When it really counts, I do manage to stay calm. I don’t often give myself credit for that, but I suppose it comes from the experience I’ve quietly built up on steep ground.
I also have a lot of respect for the mountains — I know that if something ever felt beyond me, I could have turn back and came down the way I came up.
Maybe that’s just part of my Boots & Banter DNA — the Boots 🥾, i.e. action in the mountains, and then the reflection (and endless chattiness) afterwards, calm in the moment but analysing it all later in detail… and that’s exactly what makes the memories stick.
🤯 WTF+ Rating – Stirrup Crag Descent
😱 Fear Factor: ⭐⭐⭐⭐ (committing downclimbs, airy, no room for error)

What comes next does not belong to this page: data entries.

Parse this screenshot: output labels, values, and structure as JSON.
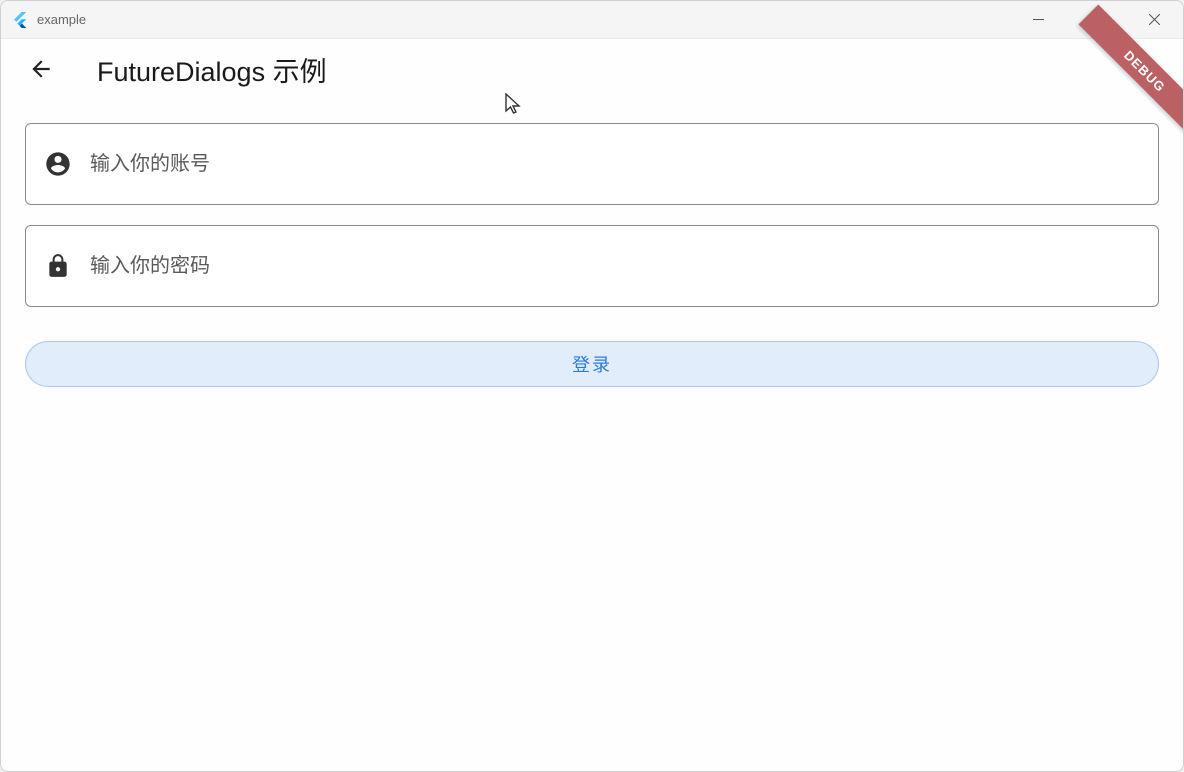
{
  "window": {
    "title": "example"
  },
  "appbar": {
    "title": "FutureDialogs 示例"
  },
  "form": {
    "username": {
      "placeholder": "输入你的账号",
      "value": ""
    },
    "password": {
      "placeholder": "输入你的密码",
      "value": ""
    },
    "loginLabel": "登录"
  },
  "debugRibbon": "DEBUG",
  "icons": {
    "back": "arrow-back",
    "person": "person-circle",
    "lock": "lock"
  },
  "colors": {
    "primary": "#2b7de0",
    "buttonBg": "#e2edfb",
    "buttonBorder": "#a9c8ef",
    "ribbon": "#bb6063"
  }
}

🦵 Knee Factor: ⭐⭐ (short and sharp, not a killer on the knees)
🤯 WTF Factor: ⭐⭐⭐⭐ (video lied, reality spicy)
🐐 Goat Logic Factor: ⭐⭐⭐ (goats knew this was chaos, they didn’t tell me)
Peaks: 🏔️ Yewbarrow (629 m) - Western Fells
Extras: 🏔️Yewbarrow North Top (617 m), 🏔️Bell Rib (462 m)
📍 Area completed: Western Fells
🔍Final Thoughts
Yewbarrow is proof that not every mountain needs huge stats to feel epic.
In one fell, you get the full Lake District experience: sweat, play, views, and a little WTF for the memory books.
Like the garden, the mountains remind me: all cycles end, and all cycles begin again.